I have two internal dns servers set up and all my servers have both of them in the resolv.conf Our main dns server went down and suddenly no server could see each other. I edited a few of the servers resolv.conf manually and committed out the first (down) dns server and that machine would instantly be able to ping again. What did I do wrong, does it not auto switch to the secondary dns server when it times out?
# File managed by puppet
nameserver 192.168.146.100
nameserver 192.168.159.101
;nameserver 72.14.188.5
domain example.com
search example.com
It's likely that the default timeout is too long and that apps are breaking as a result. Keep in mind that the resolver will go start with the first entry in /etc/resolv.conf -every- time it's called (notwithstanding cached entries).
Try adding something like "options timeout:.5" or similar (see the man page - http://linux.die.net/man/5/resolv.conf) to let the local resolver try alternate name servers sooner. Be careful of making this value too low, as some recursive lookups can legitimately take quite a while.

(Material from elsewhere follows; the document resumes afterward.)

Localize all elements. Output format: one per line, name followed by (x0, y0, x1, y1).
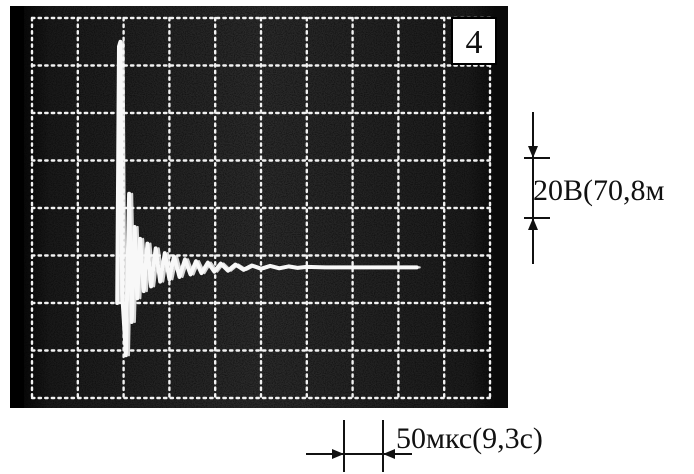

In addition to decreasing the timeout, you may want to add
options rotate
which causes the resolver to vary which nameserver it starts with. This means that when the first server is unavailable, at least some of the time the resolver will start by querying the second server. Of course, it does mean that the effect of the second nameserver failing is more noticable.It's supposed to be transparent and just work. All I can think is there is an abnormal timeout on the first server. Can you reliably reproduce the problem?